Les trois petits cochons

Au cœur de la forêt vivaient trois petits cochons, avec leur mère. La mère boiteuse des trois petits cochons n’avait plus beaucoup d’argent pour subvenir aux besoins de ses enfants et d’elle-même, alors elle a décidé d’envoyer ses enfants se battre pour la vie. Elle envoya ses fils gagner de l’argent et revenir quand ils en auraient, et c’est ainsi que les trois petits cochons partirent dans la forêt et commencèrent une nouvelle vie. Dans la forêt, il y avait un loup, qui les poursuivait toujours pour les manger. Pour échapper au loup, les petits cochons ont décidé de se fabriquer une maison. Le petit l’a fabriqué avec de la paille, pour pouvoir le finir en premier et aller jouer. Celui du milieu a construit une maison en bois, et quand il a vu que son petit frère avait déjà terminé, il s’est empressé d’aller jouer avec lui.

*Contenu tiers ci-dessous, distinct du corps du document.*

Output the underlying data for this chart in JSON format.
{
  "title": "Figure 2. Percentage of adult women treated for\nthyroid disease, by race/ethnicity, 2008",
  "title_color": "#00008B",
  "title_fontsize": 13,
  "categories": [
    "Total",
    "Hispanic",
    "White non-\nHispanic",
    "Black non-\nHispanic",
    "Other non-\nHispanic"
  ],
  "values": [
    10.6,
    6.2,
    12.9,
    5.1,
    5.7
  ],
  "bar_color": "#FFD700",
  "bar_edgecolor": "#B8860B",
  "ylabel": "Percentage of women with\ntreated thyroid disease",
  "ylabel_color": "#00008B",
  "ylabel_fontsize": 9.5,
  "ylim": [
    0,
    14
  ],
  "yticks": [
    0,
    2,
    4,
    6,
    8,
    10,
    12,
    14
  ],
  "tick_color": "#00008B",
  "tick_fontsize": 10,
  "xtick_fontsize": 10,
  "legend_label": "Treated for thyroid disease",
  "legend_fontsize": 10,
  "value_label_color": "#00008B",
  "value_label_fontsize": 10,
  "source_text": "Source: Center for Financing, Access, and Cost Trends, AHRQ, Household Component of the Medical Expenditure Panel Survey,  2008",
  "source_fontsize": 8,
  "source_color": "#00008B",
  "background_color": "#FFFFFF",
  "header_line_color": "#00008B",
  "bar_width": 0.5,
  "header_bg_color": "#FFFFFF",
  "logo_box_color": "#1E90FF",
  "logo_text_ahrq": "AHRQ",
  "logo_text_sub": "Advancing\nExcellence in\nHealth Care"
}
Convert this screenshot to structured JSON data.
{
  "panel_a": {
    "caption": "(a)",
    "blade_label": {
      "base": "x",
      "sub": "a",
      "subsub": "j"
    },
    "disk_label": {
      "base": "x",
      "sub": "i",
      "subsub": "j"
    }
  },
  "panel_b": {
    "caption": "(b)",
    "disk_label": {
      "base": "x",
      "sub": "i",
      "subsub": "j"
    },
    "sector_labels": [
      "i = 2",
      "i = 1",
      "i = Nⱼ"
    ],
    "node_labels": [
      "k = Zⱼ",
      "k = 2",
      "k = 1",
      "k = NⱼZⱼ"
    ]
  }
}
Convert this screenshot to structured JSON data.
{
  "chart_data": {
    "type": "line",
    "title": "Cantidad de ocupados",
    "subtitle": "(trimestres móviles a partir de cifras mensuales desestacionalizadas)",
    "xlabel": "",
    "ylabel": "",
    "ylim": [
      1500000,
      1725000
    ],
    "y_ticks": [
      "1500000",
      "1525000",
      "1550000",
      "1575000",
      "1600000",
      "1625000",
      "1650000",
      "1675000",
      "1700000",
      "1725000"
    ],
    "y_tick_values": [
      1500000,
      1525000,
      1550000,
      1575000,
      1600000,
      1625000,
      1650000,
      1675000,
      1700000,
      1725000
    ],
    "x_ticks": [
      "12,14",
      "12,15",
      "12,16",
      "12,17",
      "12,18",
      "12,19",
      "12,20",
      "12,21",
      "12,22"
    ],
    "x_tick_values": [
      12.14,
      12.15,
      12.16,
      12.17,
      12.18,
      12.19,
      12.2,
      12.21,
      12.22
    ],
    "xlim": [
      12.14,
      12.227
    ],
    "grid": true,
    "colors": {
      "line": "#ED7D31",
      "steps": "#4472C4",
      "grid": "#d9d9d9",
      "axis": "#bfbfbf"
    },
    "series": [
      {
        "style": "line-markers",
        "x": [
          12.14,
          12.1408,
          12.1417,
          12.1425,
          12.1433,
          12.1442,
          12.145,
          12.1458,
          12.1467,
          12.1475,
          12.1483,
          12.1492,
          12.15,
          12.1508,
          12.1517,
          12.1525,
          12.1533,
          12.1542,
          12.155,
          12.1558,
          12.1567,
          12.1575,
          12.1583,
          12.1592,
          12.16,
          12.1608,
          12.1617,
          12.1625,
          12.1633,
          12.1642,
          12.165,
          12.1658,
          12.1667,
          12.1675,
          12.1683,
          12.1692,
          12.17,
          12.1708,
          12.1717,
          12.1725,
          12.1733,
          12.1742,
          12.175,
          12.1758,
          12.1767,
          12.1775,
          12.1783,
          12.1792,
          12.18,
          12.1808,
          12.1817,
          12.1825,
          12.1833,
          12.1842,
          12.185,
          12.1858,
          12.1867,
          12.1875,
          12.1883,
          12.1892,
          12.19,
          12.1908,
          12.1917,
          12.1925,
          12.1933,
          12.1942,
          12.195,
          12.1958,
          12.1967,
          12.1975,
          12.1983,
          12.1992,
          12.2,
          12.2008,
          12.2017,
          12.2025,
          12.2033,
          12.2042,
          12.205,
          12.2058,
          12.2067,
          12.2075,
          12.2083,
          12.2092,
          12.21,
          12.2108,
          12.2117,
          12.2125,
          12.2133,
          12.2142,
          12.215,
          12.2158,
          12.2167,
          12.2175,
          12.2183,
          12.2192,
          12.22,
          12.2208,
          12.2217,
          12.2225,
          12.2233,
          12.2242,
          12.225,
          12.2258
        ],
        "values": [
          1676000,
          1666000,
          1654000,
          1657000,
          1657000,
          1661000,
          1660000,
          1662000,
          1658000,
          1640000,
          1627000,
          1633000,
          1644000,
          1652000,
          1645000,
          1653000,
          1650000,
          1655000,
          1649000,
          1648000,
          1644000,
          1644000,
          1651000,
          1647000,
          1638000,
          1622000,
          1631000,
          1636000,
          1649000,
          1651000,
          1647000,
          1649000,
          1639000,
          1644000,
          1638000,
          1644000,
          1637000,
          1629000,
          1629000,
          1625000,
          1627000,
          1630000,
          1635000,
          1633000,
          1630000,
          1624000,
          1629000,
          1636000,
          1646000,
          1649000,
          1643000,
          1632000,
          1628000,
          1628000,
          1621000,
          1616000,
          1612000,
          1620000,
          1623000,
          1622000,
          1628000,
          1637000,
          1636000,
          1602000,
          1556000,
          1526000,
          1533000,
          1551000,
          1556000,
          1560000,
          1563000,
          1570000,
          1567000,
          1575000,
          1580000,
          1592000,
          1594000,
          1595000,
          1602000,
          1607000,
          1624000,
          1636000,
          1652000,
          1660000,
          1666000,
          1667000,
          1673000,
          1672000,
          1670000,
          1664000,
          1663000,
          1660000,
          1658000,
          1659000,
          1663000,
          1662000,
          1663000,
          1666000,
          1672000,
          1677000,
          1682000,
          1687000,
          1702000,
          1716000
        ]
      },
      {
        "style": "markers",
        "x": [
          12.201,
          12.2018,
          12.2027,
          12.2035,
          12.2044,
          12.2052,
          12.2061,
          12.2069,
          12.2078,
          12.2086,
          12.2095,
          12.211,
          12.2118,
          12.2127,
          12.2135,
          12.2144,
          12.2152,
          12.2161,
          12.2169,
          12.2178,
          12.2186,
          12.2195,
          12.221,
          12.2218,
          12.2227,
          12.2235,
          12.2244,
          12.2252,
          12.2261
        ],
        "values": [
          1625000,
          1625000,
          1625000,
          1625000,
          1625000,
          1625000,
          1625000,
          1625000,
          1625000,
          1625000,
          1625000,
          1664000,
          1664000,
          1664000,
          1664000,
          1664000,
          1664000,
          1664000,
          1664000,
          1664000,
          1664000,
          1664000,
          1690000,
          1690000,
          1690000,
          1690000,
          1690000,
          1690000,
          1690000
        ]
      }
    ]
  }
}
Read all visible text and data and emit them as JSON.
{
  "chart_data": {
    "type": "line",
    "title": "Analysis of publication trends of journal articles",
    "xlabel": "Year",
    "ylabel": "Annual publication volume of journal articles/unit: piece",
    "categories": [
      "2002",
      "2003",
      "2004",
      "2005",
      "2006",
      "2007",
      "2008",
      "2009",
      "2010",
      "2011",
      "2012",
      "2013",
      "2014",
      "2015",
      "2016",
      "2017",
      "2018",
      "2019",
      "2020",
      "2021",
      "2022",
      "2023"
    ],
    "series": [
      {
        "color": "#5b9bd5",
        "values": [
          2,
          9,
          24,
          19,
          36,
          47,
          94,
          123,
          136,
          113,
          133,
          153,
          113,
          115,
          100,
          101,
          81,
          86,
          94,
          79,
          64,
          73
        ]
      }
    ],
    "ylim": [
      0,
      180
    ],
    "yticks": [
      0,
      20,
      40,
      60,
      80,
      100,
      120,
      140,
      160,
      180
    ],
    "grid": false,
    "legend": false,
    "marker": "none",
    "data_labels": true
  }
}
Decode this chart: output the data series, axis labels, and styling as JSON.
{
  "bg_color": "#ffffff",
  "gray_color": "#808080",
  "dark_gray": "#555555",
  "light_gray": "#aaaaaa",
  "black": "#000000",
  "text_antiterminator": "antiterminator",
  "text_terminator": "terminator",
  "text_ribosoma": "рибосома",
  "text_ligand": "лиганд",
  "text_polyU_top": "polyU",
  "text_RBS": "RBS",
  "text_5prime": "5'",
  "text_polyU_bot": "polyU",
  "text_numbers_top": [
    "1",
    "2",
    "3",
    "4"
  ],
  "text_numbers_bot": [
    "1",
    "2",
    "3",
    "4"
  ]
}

Le plus grand a travaillé sur sa maison en briques.

Vous allez voir ce que le loup fait à nos maisons ! »

Il a grondé ses frères alors qu’ils s’amusaient bien.

Le loup est sorti après le petit cochon et il a couru vers sa maison en paille, mais le loup a soufflé et soufflé et la maison en paille s’est effondrée. Le loup poursuivit le petit cochon qui eut très peur, le petit cochon courut, courut et alla se réfugier dans la maison de son grand frère. Mais le loup a soufflé et soufflé et la maison en bois s’est effondrée. Les deux petits cochons se sont enfuis. Presque essoufflés, avec le loup sur leurs talons, ils sont arrivés à la maison du grand frère très effrayés.

Ils ont sauté tous les trois à l’intérieur. Le loup a commencé à tourner autour de la maison, cherchant un endroit où entrer. Avec une très longue échelle, il a grimpé sur le toit, mais le cochon plus âgé a mis un pot d’eau sur le feu. Le loup mangea par l’intérieur de la cheminée, mais tomba dans l’eau bouillante et fut ébouillanté.

Il s’échappa de là en poussant un hurlement terrible qui fut entendu dans toute la forêt.

Le loup ne mangea plus jamais de porcelets et remercia ensuite son grand frère d’avoir partagé sa maison et, à partir de ce moment-là, vécut heureux jusqu’à la fin des temps.